When a hospital finds itself in financial crisis, the simplest and most intuitive response is to downsize. Cut costs, cut staff, limit activities, postpone development. This seems like a rational management decision, especially in a context of limited resources.
But when we analyzed the transformation of a hospital in the United States, which was experiencing a deep financial downturn, something else struck me: cuts there were not the solution. They were a temptation that could ultimately destroy the system.
By the time the new management came to the hospital, it had already accumulated significant losses and was under pressure – both financial and managerial. And the most obvious step seemed to be to cut costs, in particular, to reduce the medical group that was generating losses. This decision lay on the surface. It even looked right. But it was not adopted.
Instead, a more difficult and less obvious choice was made: not to shrink the system, but to understand why it was not working. And it is at this point that the fundamental difference between short-term survival and long-term sustainability begins. For the hospital’s financial problem was not that it was spending too much. It was that the hospital was not in control of how it was making money. The losses were not due to “redundancy” but to inefficiency: money was not being received, services were being undervalued,
Contracts were not working optimally, processes were not set up. Cutting back in such a situation would only mean one thing – fixing the problem without solving it.
When the hospital began to work with revenue as a system – changing approaches to billing, classification, contracts, there was an opportunity for a real turnaround. Not a quick one, but a sustainable one. This is a very important lesson, especially if you transfer it to the Ukrainian context.
Today, Ukrainian hospitals are working in difficult conditions. The workload is growing, the human resources are limited, the financial model is still being formed. And in this situation, the logic of reduction seems to be a natural reaction. But the problem is that this logic can become systemic.
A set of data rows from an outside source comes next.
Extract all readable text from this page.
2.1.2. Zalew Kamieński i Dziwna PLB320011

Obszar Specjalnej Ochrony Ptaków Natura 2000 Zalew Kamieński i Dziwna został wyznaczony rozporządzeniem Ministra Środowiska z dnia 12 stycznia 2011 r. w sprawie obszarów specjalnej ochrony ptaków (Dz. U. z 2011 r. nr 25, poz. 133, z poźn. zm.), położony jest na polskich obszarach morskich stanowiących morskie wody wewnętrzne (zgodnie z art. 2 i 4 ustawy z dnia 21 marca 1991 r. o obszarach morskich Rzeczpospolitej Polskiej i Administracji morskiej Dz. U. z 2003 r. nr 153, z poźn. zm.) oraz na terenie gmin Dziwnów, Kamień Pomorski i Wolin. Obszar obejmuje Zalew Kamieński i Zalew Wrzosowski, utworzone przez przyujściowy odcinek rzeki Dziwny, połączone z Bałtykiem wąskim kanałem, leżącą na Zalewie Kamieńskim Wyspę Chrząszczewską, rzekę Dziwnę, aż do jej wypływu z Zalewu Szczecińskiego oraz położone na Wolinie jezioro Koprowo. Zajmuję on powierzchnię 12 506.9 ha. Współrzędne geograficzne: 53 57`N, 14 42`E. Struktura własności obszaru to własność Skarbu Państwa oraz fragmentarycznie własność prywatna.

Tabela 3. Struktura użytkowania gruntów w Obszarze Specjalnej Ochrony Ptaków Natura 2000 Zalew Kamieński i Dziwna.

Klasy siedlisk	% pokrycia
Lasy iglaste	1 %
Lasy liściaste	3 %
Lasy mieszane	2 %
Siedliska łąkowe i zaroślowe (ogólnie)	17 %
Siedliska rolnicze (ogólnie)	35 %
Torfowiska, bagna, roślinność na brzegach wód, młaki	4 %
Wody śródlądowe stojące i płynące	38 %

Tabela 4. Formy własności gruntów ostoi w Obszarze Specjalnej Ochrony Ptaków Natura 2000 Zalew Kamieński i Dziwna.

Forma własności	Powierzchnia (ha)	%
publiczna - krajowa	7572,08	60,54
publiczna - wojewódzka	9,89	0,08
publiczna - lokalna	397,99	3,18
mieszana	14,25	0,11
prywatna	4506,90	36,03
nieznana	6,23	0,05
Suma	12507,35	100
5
If cuts become the main management tool, the system begins to change not towards efficiency, but towards narrowing. It gradually loses opportunities, reduces the range of services, loses people, and at some point can no longer recover. While the model that is laid down through the financing of the National Health Service assumes otherwise. It assumes that the hospital does not simply “survive”, but works with patient flows, develops directions, optimizes processes and builds income. And here a very subtle but critical moment arises. The state sets the financial architecture. But it also sets signals. And if the main signal becomes “survive through cuts”, the system begins to degrade. If the signal sounds like “build efficiency through management”, a different dynamic appears. This does not mean that cuts are never needed. This means that they cannot be a strategy. Because a hospital cannot be saved by reducing it. It can only be saved when it begins to understand how it works as a system.
And it is this transition, from reaction to understanding, that is key for Ukrainian medicine today.